« I have been to hell and back. And let me tell you, it was wonderful. » Le sous-titre de l’exposition (« Je suis allée en enfer et j’en suis revenue. Et laissez-moi vous dire que c’était merveilleux ») résonne comme une adresse au visiteur, à propos du voyage qu’il s’apprête à entreprendre dans la vie traumatique de Louise Bourgeois (1911-2010), dont la première exposition monographique organisée depuis 27 ans au Japon se tient actuellement au musée Mori de Tokyo.
C’est tout d’abord « Maman », l’araignée en bronze de 10 mètres de haut imaginée par l’artiste franco-américaine en 1999-2002 en hommage à sa mère tapissière, qui accueille le voyageur sur le parvis du Roppongi Hills (elle y est installée depuis 2003).
La « montée aux enfers » se poursuit jusqu’au 50e étage de la tour abritant le musée Mori où l’on découvre un parcours riche d’une centaine d’oeuvres – sculptures, installations, peintures, dessins, textiles, vidéos… – dont 80% sont montrées pour la première fois au Japon.
« Je suis mon oeuvre », déclarait Louise Bourgeois, et c’est ainsi qu’elle a cherché, tout au long de sa carrière qui s’étend des années 1930 jusqu’à sa mort en 2010, à l’âge de 98 ans, à exorciser les démons du passé à travers sa création.
Née à Paris en 1911 dans une famille de restaurateurs en tapisseries anciennes, elle subit d’abord l’absence de son père Louis parti à la guerre, puis, à son retour, d’insupportables tensions familiales dues au caractère « despotique et pervers » de ce dernier ainsi qu’à ses infidélités – il prendra pour maîtresse la gouvernante anglaise de ses enfants. Sa mère Joséphine ferme les yeux mais, souffrant d’un emphysème pulmonaire, meurt en 1932.
Louise, qui a alors 21 ans, se réfugie dans l’étude des mathématiques, puis dans celle de l’art, entrant aux Beaux-Arts et fréquentant diverses académies. 1938 marque un tournant puisqu’elle épouse l’historien de l’art américain Robert Goldwater qu’elle suivra aux États-Unis dont elle fait sa deuxième patrie, y passant le reste de ses jours.

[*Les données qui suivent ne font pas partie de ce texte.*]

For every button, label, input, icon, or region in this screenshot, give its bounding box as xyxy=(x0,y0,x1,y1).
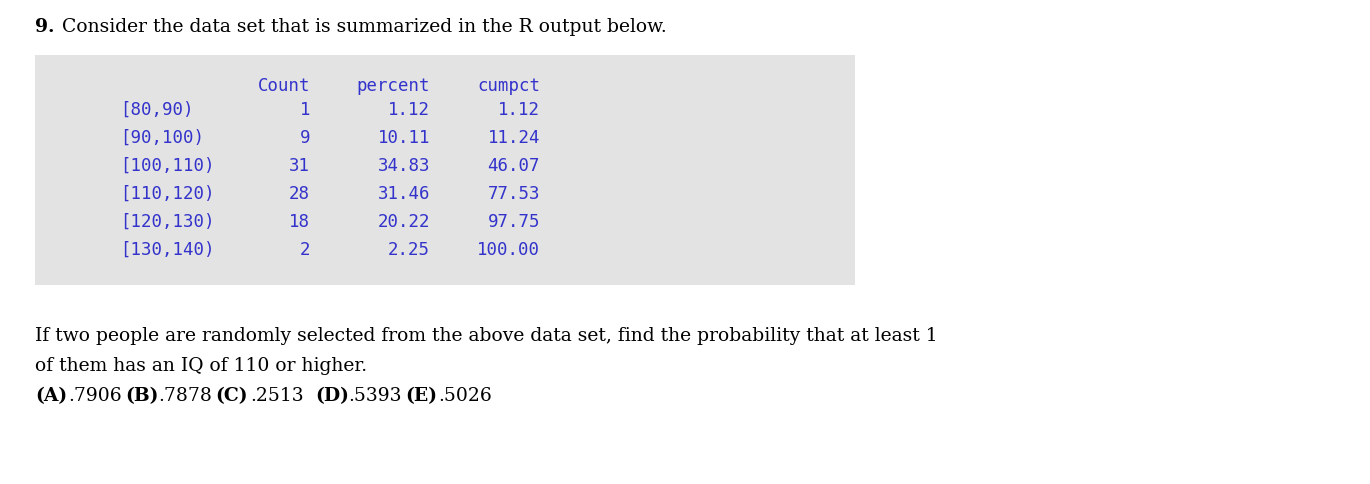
Text: 100.00: 100.00 xyxy=(477,241,540,259)
Text: Consider the data set that is summarized in the R output below.: Consider the data set that is summarized… xyxy=(56,18,667,36)
Text: [90,100): [90,100) xyxy=(121,129,204,147)
Text: 77.53: 77.53 xyxy=(488,185,540,203)
Text: 1.12: 1.12 xyxy=(499,101,540,119)
Bar xyxy=(36,55,855,285)
Text: [130,140): [130,140) xyxy=(121,241,215,259)
Text: [80,90): [80,90) xyxy=(121,101,193,119)
Text: (A): (A) xyxy=(36,387,67,405)
Text: .5026: .5026 xyxy=(438,387,492,405)
Text: .7906: .7906 xyxy=(68,387,122,405)
Text: 2.25: 2.25 xyxy=(388,241,430,259)
Text: [110,120): [110,120) xyxy=(121,185,215,203)
Text: 97.75: 97.75 xyxy=(488,213,540,231)
Text: 11.24: 11.24 xyxy=(488,129,540,147)
Text: (B): (B) xyxy=(125,387,159,405)
Text: 1: 1 xyxy=(300,101,310,119)
Text: cumpct: cumpct xyxy=(477,77,540,95)
Text: 1.12: 1.12 xyxy=(388,101,430,119)
Text: 18: 18 xyxy=(289,213,310,231)
Text: If two people are randomly selected from the above data set, find the probabilit: If two people are randomly selected from… xyxy=(36,327,937,345)
Text: (E): (E) xyxy=(406,387,437,405)
Text: of them has an IQ of 110 or higher.: of them has an IQ of 110 or higher. xyxy=(36,357,367,375)
Text: 34.83: 34.83 xyxy=(378,157,430,175)
Text: .2513: .2513 xyxy=(249,387,304,405)
Text: 9: 9 xyxy=(300,129,310,147)
Text: [120,130): [120,130) xyxy=(121,213,215,231)
Text: (C): (C) xyxy=(215,387,248,405)
Text: 28: 28 xyxy=(289,185,310,203)
Text: 31.46: 31.46 xyxy=(378,185,430,203)
Text: 2: 2 xyxy=(300,241,310,259)
Text: 20.22: 20.22 xyxy=(378,213,430,231)
Text: (D): (D) xyxy=(315,387,349,405)
Text: [100,110): [100,110) xyxy=(121,157,215,175)
Text: 31: 31 xyxy=(289,157,310,175)
Text: 10.11: 10.11 xyxy=(378,129,430,147)
Text: 46.07: 46.07 xyxy=(488,157,540,175)
Text: 9.: 9. xyxy=(36,18,55,36)
Text: percent: percent xyxy=(356,77,430,95)
Text: .7878: .7878 xyxy=(158,387,212,405)
Text: .5393: .5393 xyxy=(348,387,401,405)
Text: Count: Count xyxy=(258,77,310,95)
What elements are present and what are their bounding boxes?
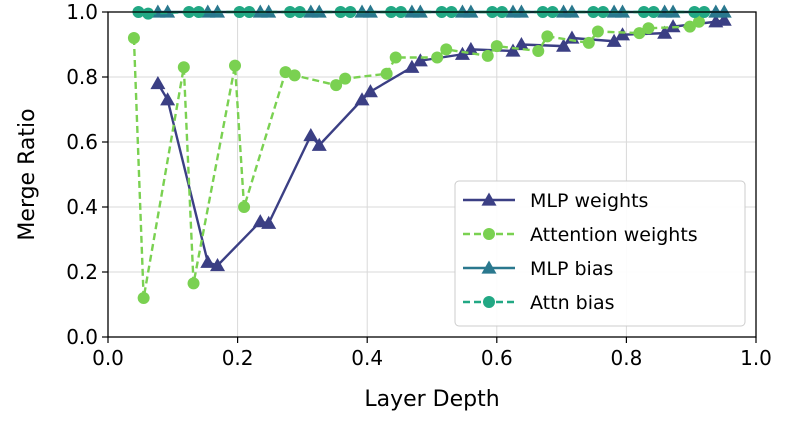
legend-item-attn-bias: Attn bias: [463, 292, 615, 314]
data-point-attention-weights: [288, 69, 301, 82]
data-point-attention-weights: [431, 51, 444, 64]
data-point-attention-weights: [633, 27, 646, 40]
data-point-mlp-weights: [150, 76, 166, 90]
x-tick-label: 1.0: [740, 346, 772, 370]
data-point-mlp-bias: [513, 4, 529, 18]
data-point-attention-weights: [642, 22, 655, 35]
x-axis-label: Layer Depth: [364, 387, 499, 412]
data-point-attn-bias: [142, 7, 155, 20]
legend-label: MLP bias: [530, 258, 613, 280]
data-point-mlp-weights: [210, 258, 226, 272]
data-point-mlp-weights: [454, 46, 470, 60]
data-point-attention-weights: [187, 277, 200, 290]
data-point-mlp-bias: [716, 4, 732, 18]
series-attention-weights: [127, 15, 705, 304]
data-point-mlp-weights: [362, 84, 378, 98]
legend-item-mlp-bias: MLP bias: [463, 258, 613, 280]
x-tick-label: 0.8: [610, 346, 642, 370]
data-point-mlp-weights: [261, 215, 277, 229]
data-point-mlp-weights: [513, 37, 529, 51]
data-point-attention-weights: [137, 292, 150, 304]
legend-marker: [481, 260, 497, 274]
data-point-mlp-weights: [556, 38, 572, 52]
data-point-attention-weights: [380, 67, 393, 80]
data-point-attention-weights: [683, 20, 696, 33]
data-point-mlp-weights: [606, 33, 622, 47]
x-tick-label: 0.0: [92, 346, 124, 370]
legend-marker: [483, 228, 495, 240]
data-point-attention-weights: [490, 40, 503, 53]
data-point-mlp-weights: [404, 59, 420, 73]
legend-label: MLP weights: [530, 190, 648, 212]
data-point-mlp-weights: [564, 30, 580, 44]
data-point-mlp-weights: [303, 128, 319, 142]
legend-label: Attention weights: [530, 224, 698, 246]
data-point-mlp-weights: [716, 12, 732, 26]
data-point-attention-weights: [127, 32, 140, 44]
data-point-attention-weights: [440, 43, 453, 56]
data-point-attention-weights: [481, 49, 494, 62]
y-tick-label: 0.2: [66, 260, 98, 284]
legend-item-mlp-weights: MLP weights: [463, 190, 648, 212]
data-point-mlp-weights: [505, 43, 521, 57]
y-tick-label: 0.6: [66, 130, 98, 154]
data-point-attention-weights: [339, 72, 352, 85]
data-point-mlp-bias: [261, 4, 277, 18]
axis-ticks: 0.0 0.2 0.4 0.6 0.8 1.0 0.0 0.2 0.4 0.6 0.8 1.0: [66, 0, 772, 370]
x-tick-label: 0.2: [222, 346, 254, 370]
data-point-attention-weights: [389, 51, 402, 64]
legend-marker: [481, 192, 497, 206]
data-point-mlp-weights: [160, 92, 176, 106]
series-line-attention-weights: [132, 20, 700, 300]
data-point-mlp-bias: [160, 4, 176, 18]
data-point-attention-weights: [591, 25, 604, 38]
data-point-mlp-weights: [657, 25, 673, 39]
data-point-mlp-weights: [615, 27, 631, 41]
y-axis-label: Merge Ratio: [15, 108, 40, 240]
data-point-attention-weights: [532, 45, 545, 57]
data-point-mlp-weights: [354, 92, 370, 106]
data-point-attention-weights: [582, 36, 595, 49]
data-point-attention-weights: [279, 66, 292, 79]
x-tick-label: 0.6: [481, 346, 513, 370]
y-tick-label: 1.0: [66, 0, 98, 24]
x-tick-label: 0.4: [351, 346, 383, 370]
y-tick-label: 0.4: [66, 195, 98, 219]
data-point-mlp-weights: [412, 53, 428, 67]
y-tick-label: 0.0: [66, 325, 98, 349]
plot-frame: [107, 11, 757, 338]
data-point-attention-weights: [229, 59, 242, 72]
data-point-mlp-weights: [311, 137, 327, 151]
data-point-attention-weights: [238, 201, 251, 213]
y-tick-label: 0.8: [66, 65, 98, 89]
data-point-attention-weights: [330, 79, 343, 92]
data-point-mlp-weights: [665, 19, 681, 33]
legend-box: [454, 180, 746, 327]
data-point-attention-weights: [541, 30, 554, 43]
legend-label: Attn bias: [530, 292, 615, 314]
legend-item-attention-weights: Attention weights: [463, 224, 698, 246]
data-point-attention-weights: [692, 15, 705, 28]
data-point-mlp-weights: [200, 254, 216, 268]
data-point-mlp-bias: [412, 4, 428, 18]
legend: MLP weights Attention weights MLP bias Attn…: [454, 180, 746, 327]
legend-marker: [483, 296, 495, 308]
data-point-attention-weights: [177, 61, 190, 74]
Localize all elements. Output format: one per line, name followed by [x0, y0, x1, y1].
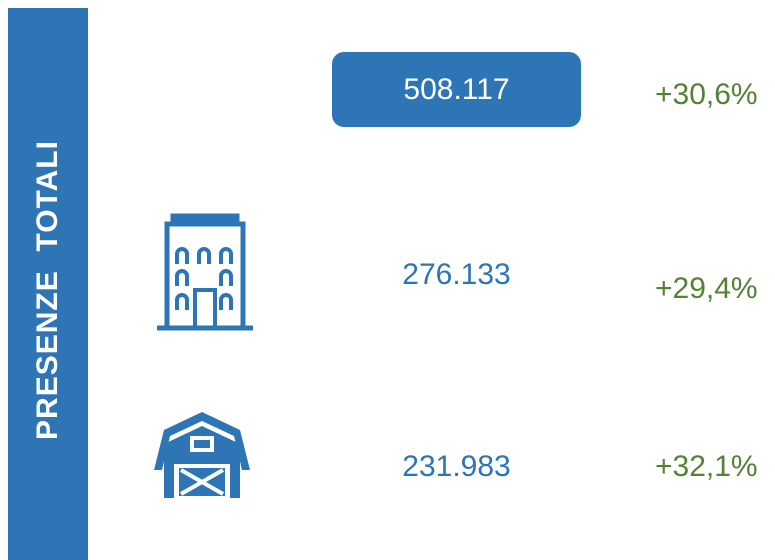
farm-icon	[154, 412, 250, 498]
hotel-change: +29,4%	[655, 272, 758, 305]
hotel-value: 276.133	[402, 258, 511, 291]
hotel-icon	[157, 213, 253, 331]
total-value: 508.117	[403, 72, 510, 106]
farm-change: +32,1%	[655, 450, 758, 483]
side-bar: PRESENZE TOTALI	[8, 8, 88, 560]
total-box: 508.117	[332, 52, 581, 127]
farm-value: 231.983	[402, 450, 511, 483]
total-change: +30,6%	[655, 78, 758, 111]
side-label: PRESENZE TOTALI	[31, 140, 64, 440]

Pourtant, la distance n’atténue en rien ses tourments que l’exposition retrace en trois sections. Intitulée « Do Not Abandon Me » (« Ne m’abandonne pas »), la première explore le thème de la maternité avec, par exemple, des figurines à 5 seins représentant les cinq membres de sa famille (elle, ses 2 soeurs et ses parents ou encore elle, son mari et leur trois fils), quelques dessins et peintures de « Femmes Maisons », ainsi que le traumatisme ressenti à la mort de sa mère. Tout, la famille et la vie, semble se rattacher à cette mère nourricière, exploitée, écartelée, malmenée.
La deuxième « I HaveBeen to Hell and Back » (« Je suis allée en enfer et j’en suis revenue ») est axée sur la figure honnie du père avec des installations suggérant l’enfermement (série « Cell », « Cellule ») et sa fameuse série « Destruction of the Father » (« Destruction du père ») des années 70 où l’on assiste, dans des lumières rougeoyantes, à de violentes scènes de crime (dans une salle à manger, les enfants d’un père tyrannique se sont rebellés, l’ont assassiné puis dévoré, ou encore un sphinx géant à deux seins se fait décapiter dans une cave remplie de phallus et de mamelles).
La troisième et dernière partie, « Repairs in the Sky » (« Réparations dans le Ciel »), couvre une période d’apaisement et de réconciliation à partir des années 1990, après trente années d’une psychanalyse consécutive à la grave dépression ayant suivi la mort de son père, en 1951. On y voit en particulier de touchantes oeuvres textiles provenant de vêtements et accessoires ayant appartenu à ses proches (« Ode à la Bièvre »(2007) ou « Eugénie Grandet » (2009)), pièces cousues, brodées, ornées et rapiécées, comme si l’artiste avait voulu par là retisser la toile déchirée de sa vie, telle une éternelle « Maman ».